A Folha procurou ontem, por telefone, a diretoria de Recursos Humanos do Banestado em Curitiba. A assessoria ficou de retornar a ligação ‘‘caso interessasse’’. Não houve retorno.
O presidente da AP-LER, Laerson Vidal Matias, 36 anos, funcionário do Banestado, protocolou na Procuradoria Regional do Trabalho, em Curitiba, denúncia de que os bancos, ‘‘principalmente o Banestado’’, não cumprem medidas obrigatórias ‘‘para resguardar os trabalhadores das lesões’’ (também classificadas como Dort - Distúrbio Ósteo-Muscular Relacionado ao Trabalho).
Segundo Laerson, doente há 18 anos, estatísticas mostram apenas casos que resultaram em Comunicação de Acidente do Trabalho ao Instituto Nacional de Seguro Social (INSS). ‘‘Sabe-se que a maioria dos casos não é notificada’’, diz. Na denúncia, a AP-LER relata que os bancários são obrigados a ‘‘ritmo alucinante de trabalho e a extrapolar horários’’ em atividades repetitivas por causa da grande redução de funcionários nas agências.
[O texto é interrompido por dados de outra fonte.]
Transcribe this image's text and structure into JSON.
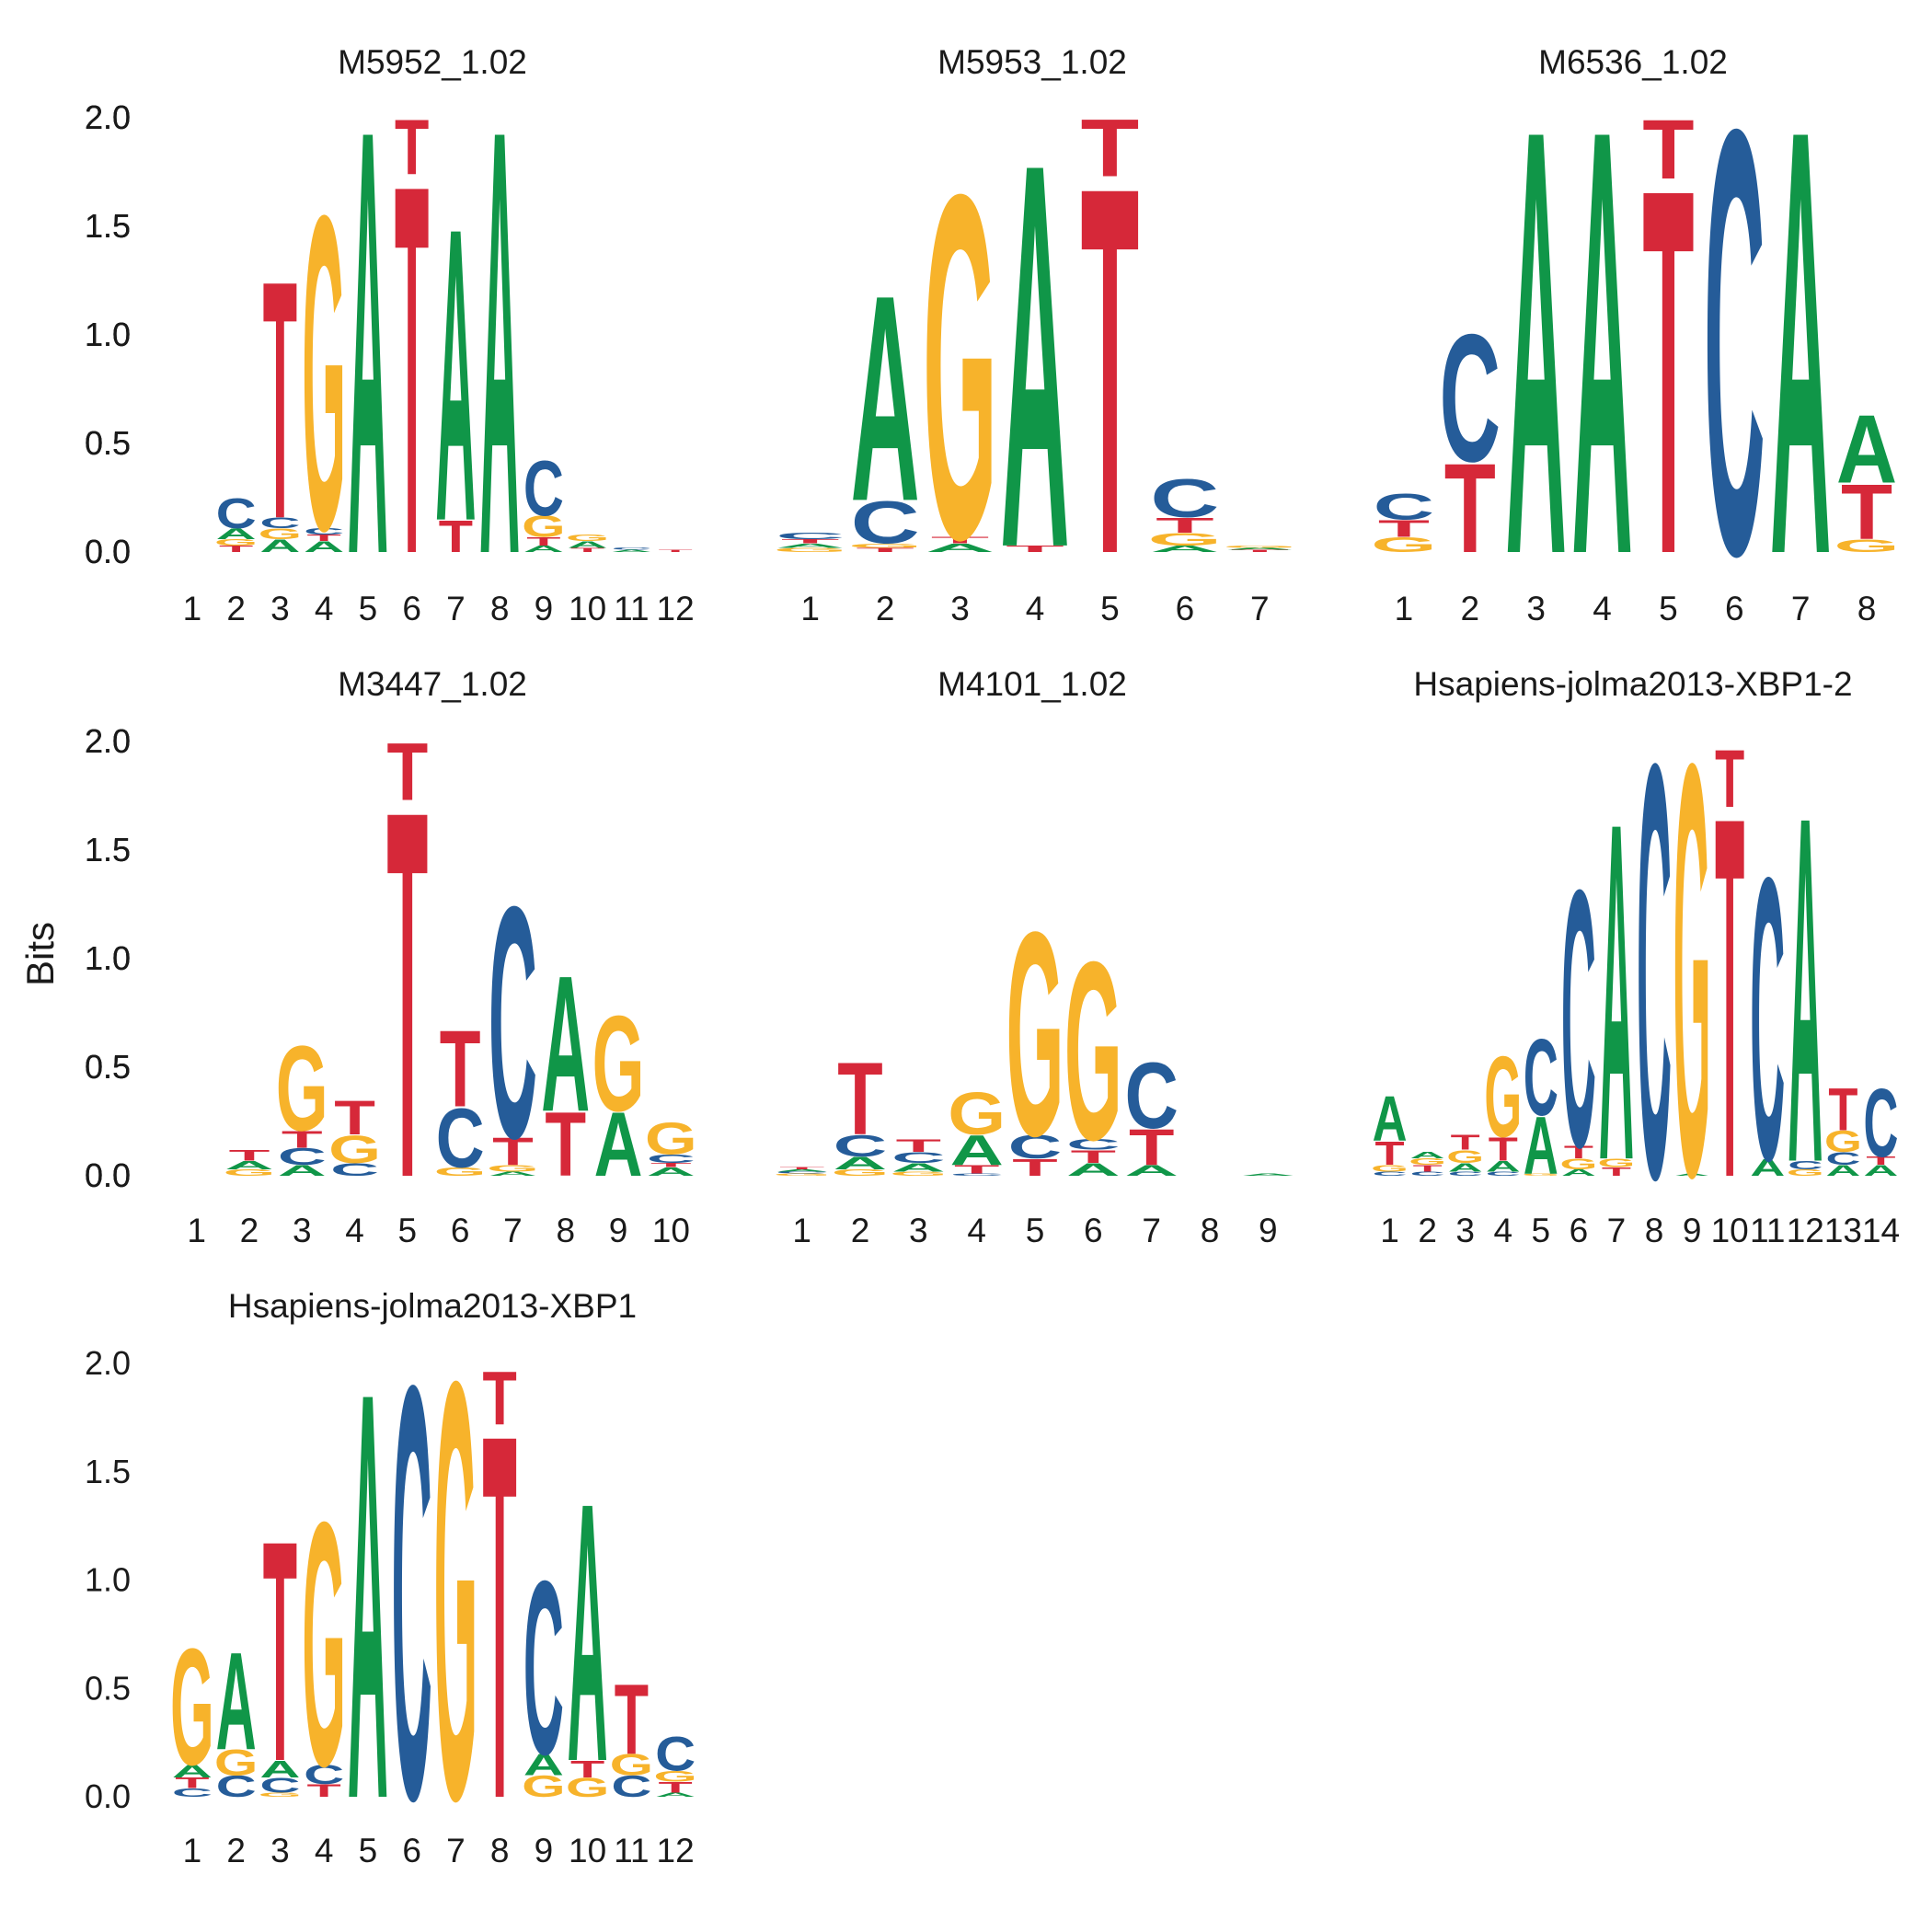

A AP-LER vem denunciando ao Ministério Público do Trabalho cada uma das redes bancárias. ‘‘As autuações feitas por delegacias Regionais do Trabalho não têm surtido efeito’’, argumenta Laerson Matias. Segundo ele, as irregularidades ‘‘são facilmente constatáveis nas agências’’.
Em Cascavel, denúncias da AP-LER e outras entidades de trabalhadores à Procuradoria da República já resultaram no afastamento (pela Justiça Federal) do médico Yegor Moreira do cargo de supervisor regional de atividades previdenciárias do INSS.
Yegor, chefe de perícias, é acusado pela Procuradoria de improbidade administrativa. Ele teria negado sistematicamente o reconhecimento a casos LER/Dort, forçado alta médica de doentes, e patrocinado interesses privados.
Segundo o procurador Celso Antônio Três, Yegor exercia a função pública e ao mesmo tempo assessorava organizações privadas, nas quais há casos da doença, e seria responsável por altas a lesionados que recebiam auxílio-doença sem que estivessem recuperados e aptos ao trabalho.
Yegor nega as denúncias, afirmando que o vínculo entre os serviços público e privado não é vetado pelo INSS e não interfere em sua atuação no instituto. Yegor justifica ainda que não realiza perícias para o INSS, apenas repassa normas aos peritos e conferir laudos.
No entanto, a Folha obteve cópia de um de seus despachos, no qual desautoriza o cumprimento de atestado para afastamento do trabalho, fornecido por um médico por uma portadora da doença. Ela foi obrigada a voltar ao trabalho sob risco de demissão por abandono de emprego.